Sunday, June 5, 2016, was Jerusalem Day. Prof. Miriam Elman had a write up on the significance of Jerusalem Day and the liberation of the Old City, Jerusalem Reunited 1967: Three Israeli Soldiers, One Iconic Photo. Soldiers at Western Wall Then and Now The Israeli national holiday celebrates the reunification of Jerusalem in 1967, after part of the city including the Old City, was under illegal Jordanian occupation since the 1949 Armistice Agreement was signed after Arab armies failed to destroy Israel in its War of Independence. Jerusalem Day is a very nationalistic holiday, similar to our July 4th Independence Day, with flags displayed almost everywhere.

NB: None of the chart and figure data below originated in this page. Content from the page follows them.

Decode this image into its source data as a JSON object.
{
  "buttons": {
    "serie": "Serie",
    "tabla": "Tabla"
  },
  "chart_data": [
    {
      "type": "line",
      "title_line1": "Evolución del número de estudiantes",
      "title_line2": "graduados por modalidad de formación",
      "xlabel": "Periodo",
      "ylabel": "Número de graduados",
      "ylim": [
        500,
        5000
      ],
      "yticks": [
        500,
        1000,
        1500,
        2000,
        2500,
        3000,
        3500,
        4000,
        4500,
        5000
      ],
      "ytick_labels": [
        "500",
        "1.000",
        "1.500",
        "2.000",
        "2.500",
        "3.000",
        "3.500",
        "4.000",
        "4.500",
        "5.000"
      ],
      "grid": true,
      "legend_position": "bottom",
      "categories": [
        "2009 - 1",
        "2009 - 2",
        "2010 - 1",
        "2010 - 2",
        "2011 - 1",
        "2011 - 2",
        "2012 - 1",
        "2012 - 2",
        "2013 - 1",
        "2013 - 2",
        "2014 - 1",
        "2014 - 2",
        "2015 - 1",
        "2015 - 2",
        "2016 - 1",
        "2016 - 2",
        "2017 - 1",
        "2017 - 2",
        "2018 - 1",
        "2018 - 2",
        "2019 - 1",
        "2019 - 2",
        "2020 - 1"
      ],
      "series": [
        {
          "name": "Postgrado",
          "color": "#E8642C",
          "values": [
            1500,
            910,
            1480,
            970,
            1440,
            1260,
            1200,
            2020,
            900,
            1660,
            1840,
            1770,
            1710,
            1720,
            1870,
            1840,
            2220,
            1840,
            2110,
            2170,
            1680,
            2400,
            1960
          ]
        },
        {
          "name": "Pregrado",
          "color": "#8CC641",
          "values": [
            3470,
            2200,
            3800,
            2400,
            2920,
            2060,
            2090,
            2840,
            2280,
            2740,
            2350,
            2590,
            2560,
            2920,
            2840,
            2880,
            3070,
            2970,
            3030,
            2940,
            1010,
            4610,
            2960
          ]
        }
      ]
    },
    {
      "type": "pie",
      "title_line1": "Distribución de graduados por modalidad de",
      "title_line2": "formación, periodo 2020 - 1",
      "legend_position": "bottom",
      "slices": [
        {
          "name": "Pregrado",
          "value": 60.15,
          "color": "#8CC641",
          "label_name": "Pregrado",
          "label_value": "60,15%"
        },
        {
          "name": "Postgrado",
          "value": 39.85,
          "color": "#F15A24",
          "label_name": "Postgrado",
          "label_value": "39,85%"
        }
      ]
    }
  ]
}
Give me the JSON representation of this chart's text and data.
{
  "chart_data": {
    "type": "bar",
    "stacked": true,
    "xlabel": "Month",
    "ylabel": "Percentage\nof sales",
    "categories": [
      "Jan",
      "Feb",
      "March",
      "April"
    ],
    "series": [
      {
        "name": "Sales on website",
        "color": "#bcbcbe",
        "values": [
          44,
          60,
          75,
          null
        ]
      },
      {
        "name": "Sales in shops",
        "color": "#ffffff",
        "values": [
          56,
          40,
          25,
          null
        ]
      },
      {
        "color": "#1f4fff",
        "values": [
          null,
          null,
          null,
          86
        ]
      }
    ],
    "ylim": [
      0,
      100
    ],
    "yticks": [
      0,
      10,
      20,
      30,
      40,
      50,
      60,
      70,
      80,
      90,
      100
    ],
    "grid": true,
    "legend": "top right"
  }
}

Tens of thousands of people stream into the city for the march towards the the Western Wall (the "Kotel").

I'm leaving for Israel for almost two weeks. On June 9, I'll be speaking to the Israel Cornell Club. Hopefully I also can see some Legal Insurrection readers there -- it's open. BUT, you need to register (HERE) since seating is limited. It's being held in the David Ben-Gurion House in Tel Aviv, which is the house once occupied by .... (please, don't make me tell you). As with my travels in 2013 and 2015, I'll post when I can on interesting places and people I meet. As before, I expect to report on the human side -- the victims of the Arab terror campaigns past and present.